AESC Group Ltd, a Yokohama-based battery manufacturer owned by Chinese energy technology company Envision, has acquired a 12% stake in Agratas Energy Storage Solutions Pvt. Ltd, the electric vehicle battery subsidiary of the Tata Group. The deal, completed in March 2025, is valued at approximately ₹66 crore.
This marks the first time the Tata Group has publicly acknowledged foreign—specifically Chinese-linked—investment in one of its emerging businesses. Agratas, incorporated in 2023, serves as the group’s primary EV battery manufacturing venture and is seen as a critical player in India’s push toward electrification.

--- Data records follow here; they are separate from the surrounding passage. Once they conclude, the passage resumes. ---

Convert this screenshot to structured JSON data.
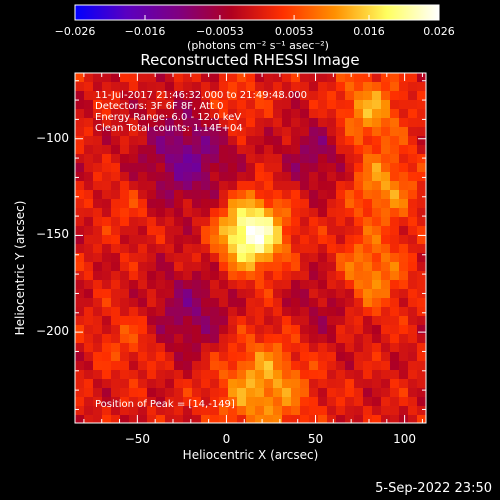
{
  "colorbar": {
    "ticks": [
      "−0.026",
      "−0.016",
      "−0.0053",
      "0.0053",
      "0.016",
      "0.026"
    ],
    "tick_values": [
      -0.026,
      -0.016,
      -0.0053,
      0.0053,
      0.016,
      0.026
    ],
    "units": "(photons cm⁻² s⁻¹ asec⁻²)",
    "range": [
      -0.026,
      0.026
    ]
  },
  "annotations": {
    "time": "11-Jul-2017 21:46:32.000 to 21:49:48.000",
    "detectors": "Detectors: 3F 6F 8F, Att 0",
    "energy": "Energy Range: 6.0 - 12.0 keV",
    "method": "Clean     Total counts: 1.14E+04",
    "peak": "Position of Peak = [14,-149]"
  },
  "footer": {
    "date": "5-Sep-2022 23:50"
  },
  "chart_data": {
    "type": "heatmap",
    "title": "Reconstructed RHESSI Image",
    "xlabel": "Heliocentric X (arcsec)",
    "ylabel": "Heliocentric Y (arcsec)",
    "xlim": [
      -85,
      112
    ],
    "ylim": [
      -247,
      -66
    ],
    "x_ticks": [
      -50,
      0,
      50,
      100
    ],
    "y_ticks": [
      -100,
      -150,
      -200
    ],
    "peak": {
      "x": 14,
      "y": -149
    },
    "colormap": [
      "#0000ff",
      "#5a00c0",
      "#800080",
      "#b00020",
      "#ff3000",
      "#ff9000",
      "#ffff60",
      "#ffffff"
    ],
    "sources": [
      {
        "x": 14,
        "y": -149,
        "sigma": 13,
        "amp": 0.026
      },
      {
        "x": -22,
        "y": -110,
        "sigma": 18,
        "amp": -0.012
      },
      {
        "x": 50,
        "y": -108,
        "sigma": 13,
        "amp": -0.008
      },
      {
        "x": -20,
        "y": -190,
        "sigma": 16,
        "amp": -0.009
      },
      {
        "x": 55,
        "y": -185,
        "sigma": 14,
        "amp": -0.006
      },
      {
        "x": 80,
        "y": -85,
        "sigma": 13,
        "amp": 0.012
      },
      {
        "x": 88,
        "y": -125,
        "sigma": 13,
        "amp": 0.011
      },
      {
        "x": 80,
        "y": -170,
        "sigma": 14,
        "amp": 0.011
      },
      {
        "x": 20,
        "y": -228,
        "sigma": 18,
        "amp": 0.013
      },
      {
        "x": 5,
        "y": -82,
        "sigma": 10,
        "amp": 0.006
      },
      {
        "x": -55,
        "y": -205,
        "sigma": 12,
        "amp": 0.005
      },
      {
        "x": -55,
        "y": -135,
        "sigma": 10,
        "amp": 0.004
      }
    ]
  }
}
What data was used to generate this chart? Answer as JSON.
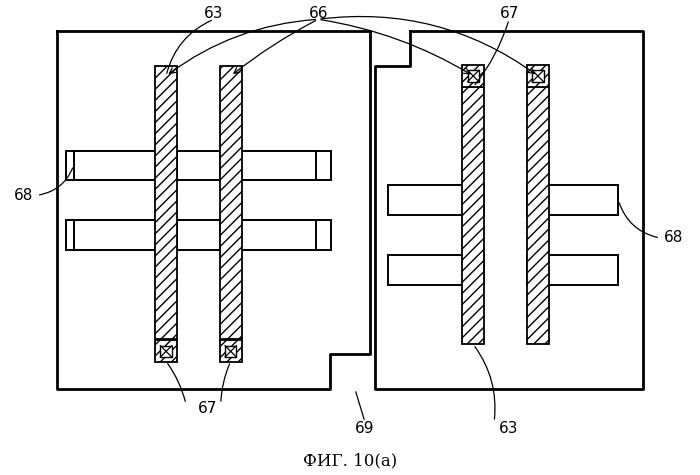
{
  "title": "ФИГ. 10(а)",
  "title_fontsize": 12,
  "bg_color": "#ffffff",
  "fig_width": 7.0,
  "fig_height": 4.75,
  "label_fontsize": 11
}
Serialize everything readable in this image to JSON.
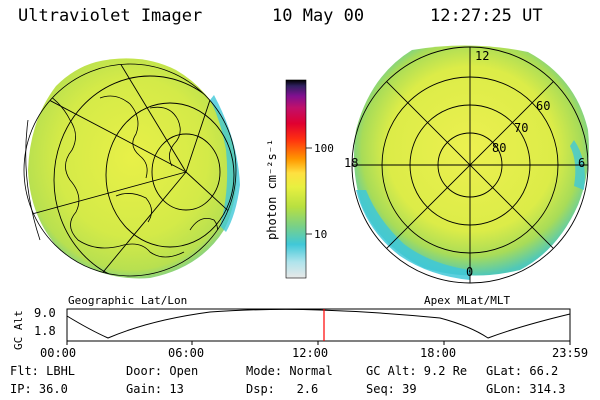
{
  "header": {
    "instrument": "Ultraviolet Imager",
    "date": "10 May 00",
    "time": "12:27:25 UT"
  },
  "colorbar": {
    "unit_label": "photon cm⁻²s⁻¹",
    "tick_100": "100",
    "tick_10": "10",
    "scale": "log",
    "colors": [
      "#e8e8e8",
      "#b0e4ec",
      "#40c8d8",
      "#78d088",
      "#b8e040",
      "#e8f040",
      "#ffe040",
      "#ff9800",
      "#ff3010",
      "#e00030",
      "#c0106a",
      "#801090",
      "#302060",
      "#000000"
    ]
  },
  "left_panel": {
    "label": "Geographic Lat/Lon"
  },
  "right_panel": {
    "label": "Apex MLat/MLT",
    "mlt_labels": {
      "top": "12",
      "left": "18",
      "right": "6",
      "bottom": "0"
    },
    "mlat_labels": [
      "60",
      "70",
      "80"
    ]
  },
  "gc_alt_plot": {
    "ylabel": "GC Alt",
    "y_max_label": "9.0",
    "y_min_label": "1.8",
    "x_ticks": [
      "00:00",
      "06:00",
      "12:00",
      "18:00",
      "23:59"
    ],
    "current_marker_color": "#ff0000"
  },
  "footer": {
    "row1": {
      "flt": "Flt: LBHL",
      "door": "Door: Open",
      "mode": "Mode: Normal",
      "gcalt": "GC Alt: 9.2 Re",
      "glat": "GLat: 66.2"
    },
    "row2": {
      "ip": "IP: 36.0",
      "gain": "Gain: 13",
      "dsp": "Dsp:   2.6",
      "seq": "Seq: 39",
      "glon": "GLon: 314.3"
    }
  }
}
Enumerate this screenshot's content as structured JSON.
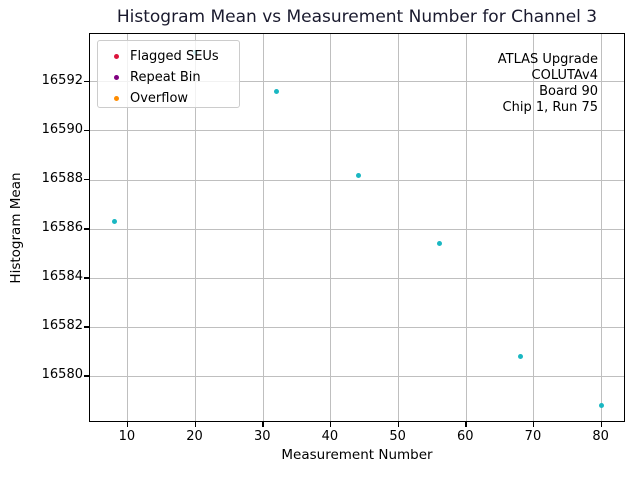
{
  "chart_data": {
    "type": "scatter",
    "title": "Histogram Mean vs Measurement Number for Channel 3",
    "xlabel": "Measurement Number",
    "ylabel": "Histogram Mean",
    "xlim": [
      4.4,
      83.6
    ],
    "ylim": [
      16578.1,
      16593.95
    ],
    "xticks": [
      10,
      20,
      30,
      40,
      50,
      60,
      70,
      80
    ],
    "yticks": [
      16580,
      16582,
      16584,
      16586,
      16588,
      16590,
      16592
    ],
    "grid": true,
    "series": [
      {
        "name": "histogram-mean-points",
        "marker": "dot",
        "color": "#1ab7c2",
        "points": [
          [
            8,
            16586.3
          ],
          [
            20,
            16593.2
          ],
          [
            32,
            16591.6
          ],
          [
            44,
            16588.2
          ],
          [
            56,
            16585.4
          ],
          [
            68,
            16580.8
          ],
          [
            80,
            16578.8
          ]
        ]
      }
    ],
    "legend": {
      "position": "upper-left",
      "entries": [
        {
          "label": "Flagged SEUs",
          "color": "#dc143c"
        },
        {
          "label": "Repeat Bin",
          "color": "#800080"
        },
        {
          "label": "Overflow",
          "color": "#ff8c00"
        }
      ]
    },
    "annotation": {
      "align": "right",
      "lines": [
        "ATLAS Upgrade",
        "COLUTAv4",
        "Board 90",
        "Chip 1, Run 75"
      ]
    },
    "style": {
      "grid_color": "#bfbfbf",
      "spine_color": "#000000",
      "title_color": "#1a1a2e",
      "background": "#ffffff"
    }
  }
}
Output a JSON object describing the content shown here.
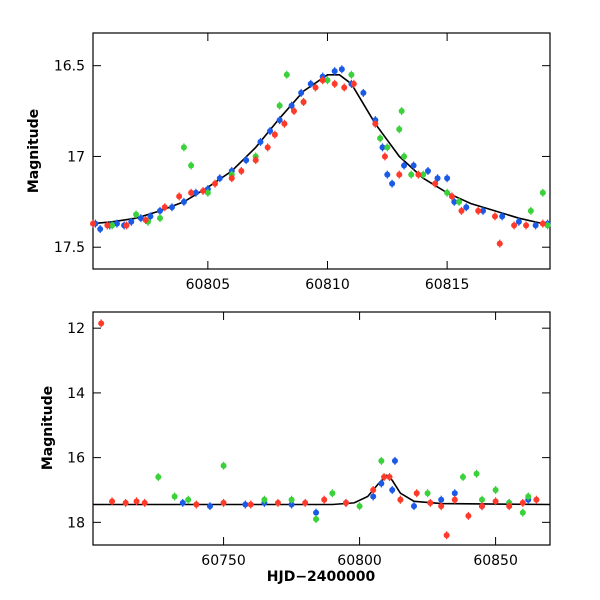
{
  "chart_data": [
    {
      "type": "scatter",
      "panel": "top",
      "xlim": [
        60800.2,
        60819.3
      ],
      "ylim": [
        17.62,
        16.32
      ],
      "ylabel": "Magnitude",
      "xlabel": "",
      "xticks": [
        60805,
        60810,
        60815
      ],
      "yticks": [
        16.5,
        17,
        17.5
      ],
      "ytick_labels": [
        "16.5",
        "17",
        "17.5"
      ],
      "grid": false,
      "series": [
        {
          "color": "#1a5ae6",
          "points": [
            [
              60800.3,
              17.37
            ],
            [
              60800.5,
              17.4
            ],
            [
              60800.9,
              17.38
            ],
            [
              60801.2,
              17.37
            ],
            [
              60801.5,
              17.38
            ],
            [
              60801.8,
              17.36
            ],
            [
              60802.2,
              17.34
            ],
            [
              60802.6,
              17.33
            ],
            [
              60803.0,
              17.3
            ],
            [
              60803.5,
              17.28
            ],
            [
              60804.0,
              17.25
            ],
            [
              60804.5,
              17.2
            ],
            [
              60805.0,
              17.18
            ],
            [
              60805.5,
              17.12
            ],
            [
              60806.0,
              17.08
            ],
            [
              60806.6,
              17.02
            ],
            [
              60807.2,
              16.92
            ],
            [
              60807.6,
              16.86
            ],
            [
              60808.0,
              16.8
            ],
            [
              60808.5,
              16.72
            ],
            [
              60808.9,
              16.65
            ],
            [
              60809.3,
              16.6
            ],
            [
              60809.8,
              16.56
            ],
            [
              60810.3,
              16.53
            ],
            [
              60810.6,
              16.52
            ],
            [
              60811.0,
              16.6
            ],
            [
              60811.5,
              16.65
            ],
            [
              60812.0,
              16.8
            ],
            [
              60812.3,
              16.95
            ],
            [
              60812.5,
              17.1
            ],
            [
              60812.7,
              17.15
            ],
            [
              60813.2,
              17.05
            ],
            [
              60813.6,
              17.05
            ],
            [
              60814.2,
              17.08
            ],
            [
              60814.6,
              17.12
            ],
            [
              60815.0,
              17.12
            ],
            [
              60815.3,
              17.25
            ],
            [
              60815.8,
              17.28
            ],
            [
              60816.5,
              17.3
            ],
            [
              60817.3,
              17.33
            ],
            [
              60818.0,
              17.36
            ],
            [
              60818.7,
              17.38
            ],
            [
              60819.2,
              17.37
            ]
          ]
        },
        {
          "color": "#3ad13a",
          "points": [
            [
              60801.0,
              17.38
            ],
            [
              60802.0,
              17.32
            ],
            [
              60802.5,
              17.36
            ],
            [
              60803.0,
              17.34
            ],
            [
              60804.0,
              16.95
            ],
            [
              60804.3,
              17.05
            ],
            [
              60805.0,
              17.2
            ],
            [
              60806.0,
              17.1
            ],
            [
              60807.0,
              17.0
            ],
            [
              60808.0,
              16.72
            ],
            [
              60808.3,
              16.55
            ],
            [
              60809.0,
              16.7
            ],
            [
              60810.0,
              16.58
            ],
            [
              60811.0,
              16.55
            ],
            [
              60812.2,
              16.9
            ],
            [
              60812.5,
              16.95
            ],
            [
              60813.0,
              16.85
            ],
            [
              60813.1,
              16.75
            ],
            [
              60813.2,
              17.0
            ],
            [
              60813.5,
              17.1
            ],
            [
              60814.0,
              17.1
            ],
            [
              60815.0,
              17.2
            ],
            [
              60815.5,
              17.25
            ],
            [
              60818.5,
              17.3
            ],
            [
              60819.0,
              17.2
            ],
            [
              60819.2,
              17.38
            ]
          ]
        },
        {
          "color": "#ff3a2a",
          "points": [
            [
              60800.2,
              17.37
            ],
            [
              60800.8,
              17.38
            ],
            [
              60801.6,
              17.38
            ],
            [
              60802.4,
              17.35
            ],
            [
              60803.2,
              17.28
            ],
            [
              60803.8,
              17.22
            ],
            [
              60804.3,
              17.2
            ],
            [
              60804.8,
              17.19
            ],
            [
              60805.3,
              17.15
            ],
            [
              60806.0,
              17.12
            ],
            [
              60806.4,
              17.08
            ],
            [
              60807.0,
              17.02
            ],
            [
              60807.5,
              16.95
            ],
            [
              60807.8,
              16.88
            ],
            [
              60808.2,
              16.82
            ],
            [
              60808.6,
              16.75
            ],
            [
              60809.0,
              16.7
            ],
            [
              60809.5,
              16.62
            ],
            [
              60809.8,
              16.58
            ],
            [
              60810.3,
              16.6
            ],
            [
              60810.7,
              16.62
            ],
            [
              60811.1,
              16.6
            ],
            [
              60812.0,
              16.82
            ],
            [
              60812.4,
              17.0
            ],
            [
              60813.0,
              17.1
            ],
            [
              60813.8,
              17.1
            ],
            [
              60814.5,
              17.15
            ],
            [
              60815.2,
              17.22
            ],
            [
              60815.6,
              17.3
            ],
            [
              60816.3,
              17.3
            ],
            [
              60817.0,
              17.33
            ],
            [
              60817.2,
              17.48
            ],
            [
              60817.8,
              17.38
            ],
            [
              60818.3,
              17.38
            ],
            [
              60819.0,
              17.37
            ]
          ]
        }
      ],
      "model": [
        [
          60800.2,
          17.37
        ],
        [
          60801,
          17.36
        ],
        [
          60802,
          17.34
        ],
        [
          60803,
          17.3
        ],
        [
          60804,
          17.25
        ],
        [
          60805,
          17.17
        ],
        [
          60806,
          17.08
        ],
        [
          60807,
          16.95
        ],
        [
          60808,
          16.79
        ],
        [
          60809,
          16.64
        ],
        [
          60810,
          16.55
        ],
        [
          60810.5,
          16.55
        ],
        [
          60811,
          16.6
        ],
        [
          60812,
          16.82
        ],
        [
          60813,
          17.0
        ],
        [
          60814,
          17.12
        ],
        [
          60815,
          17.2
        ],
        [
          60816,
          17.26
        ],
        [
          60817,
          17.3
        ],
        [
          60818,
          17.34
        ],
        [
          60819,
          17.37
        ]
      ]
    },
    {
      "type": "scatter",
      "panel": "bottom",
      "xlim": [
        60702,
        60870
      ],
      "ylim": [
        18.7,
        11.5
      ],
      "ylabel": "Magnitude",
      "xlabel": "HJD−2400000",
      "xticks": [
        60750,
        60800,
        60850
      ],
      "yticks": [
        12,
        14,
        16,
        18
      ],
      "ytick_labels": [
        "12",
        "14",
        "16",
        "18"
      ],
      "grid": false,
      "series": [
        {
          "color": "#1a5ae6",
          "points": [
            [
              60735,
              17.4
            ],
            [
              60745,
              17.5
            ],
            [
              60758,
              17.45
            ],
            [
              60765,
              17.4
            ],
            [
              60775,
              17.45
            ],
            [
              60784,
              17.7
            ],
            [
              60795,
              17.4
            ],
            [
              60805,
              17.2
            ],
            [
              60808,
              16.8
            ],
            [
              60812,
              17.0
            ],
            [
              60813,
              16.1
            ],
            [
              60820,
              17.5
            ],
            [
              60830,
              17.3
            ],
            [
              60835,
              17.1
            ],
            [
              60845,
              17.5
            ],
            [
              60855,
              17.4
            ],
            [
              60862,
              17.3
            ]
          ]
        },
        {
          "color": "#3ad13a",
          "points": [
            [
              60726,
              16.6
            ],
            [
              60732,
              17.2
            ],
            [
              60737,
              17.3
            ],
            [
              60750,
              16.25
            ],
            [
              60765,
              17.3
            ],
            [
              60775,
              17.3
            ],
            [
              60784,
              17.9
            ],
            [
              60790,
              17.1
            ],
            [
              60800,
              17.5
            ],
            [
              60808,
              16.1
            ],
            [
              60815,
              17.3
            ],
            [
              60825,
              17.1
            ],
            [
              60838,
              16.6
            ],
            [
              60843,
              16.5
            ],
            [
              60845,
              17.3
            ],
            [
              60850,
              17.0
            ],
            [
              60855,
              17.4
            ],
            [
              60860,
              17.7
            ],
            [
              60862,
              17.2
            ]
          ]
        },
        {
          "color": "#ff3a2a",
          "points": [
            [
              60705,
              11.85
            ],
            [
              60709,
              17.35
            ],
            [
              60714,
              17.4
            ],
            [
              60718,
              17.35
            ],
            [
              60721,
              17.4
            ],
            [
              60740,
              17.45
            ],
            [
              60750,
              17.4
            ],
            [
              60760,
              17.45
            ],
            [
              60770,
              17.4
            ],
            [
              60780,
              17.4
            ],
            [
              60787,
              17.3
            ],
            [
              60795,
              17.4
            ],
            [
              60805,
              17.0
            ],
            [
              60809,
              16.6
            ],
            [
              60811,
              16.6
            ],
            [
              60815,
              17.3
            ],
            [
              60821,
              17.1
            ],
            [
              60826,
              17.4
            ],
            [
              60830,
              17.5
            ],
            [
              60832,
              18.4
            ],
            [
              60835,
              17.3
            ],
            [
              60840,
              17.8
            ],
            [
              60845,
              17.5
            ],
            [
              60850,
              17.35
            ],
            [
              60855,
              17.5
            ],
            [
              60860,
              17.4
            ],
            [
              60865,
              17.3
            ]
          ]
        }
      ],
      "model": [
        [
          60702,
          17.45
        ],
        [
          60790,
          17.45
        ],
        [
          60798,
          17.4
        ],
        [
          60803,
          17.2
        ],
        [
          60807,
          16.8
        ],
        [
          60810,
          16.55
        ],
        [
          60812,
          16.7
        ],
        [
          60815,
          17.1
        ],
        [
          60820,
          17.35
        ],
        [
          60830,
          17.42
        ],
        [
          60870,
          17.45
        ]
      ]
    }
  ]
}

Alongside the equity investment, Gordon Louis Chin, General Counsel of AESC Group, has joined the Agratas board of directors, indicating a closer operational and strategic alignment between the two companies.
Prior to the deal, Tata Sons held an 88% stake in Agratas, having invested ₹484 crore since its inception. The fresh capital infusion from AESC is expected to bolster Agratas’s plans to ramp up battery production for domestic and global clients, including BMW, Mercedes-Benz, Renault-Nissan, and Honda.
Industry analysts view the investment as a strategic move that could strengthen Agratas’s access to advanced battery technologies while deepening ties with global automotive manufacturers transitioning to electric mobility. The partnership also underscores the growing role of cross-border collaboration in building India’s EV supply chain.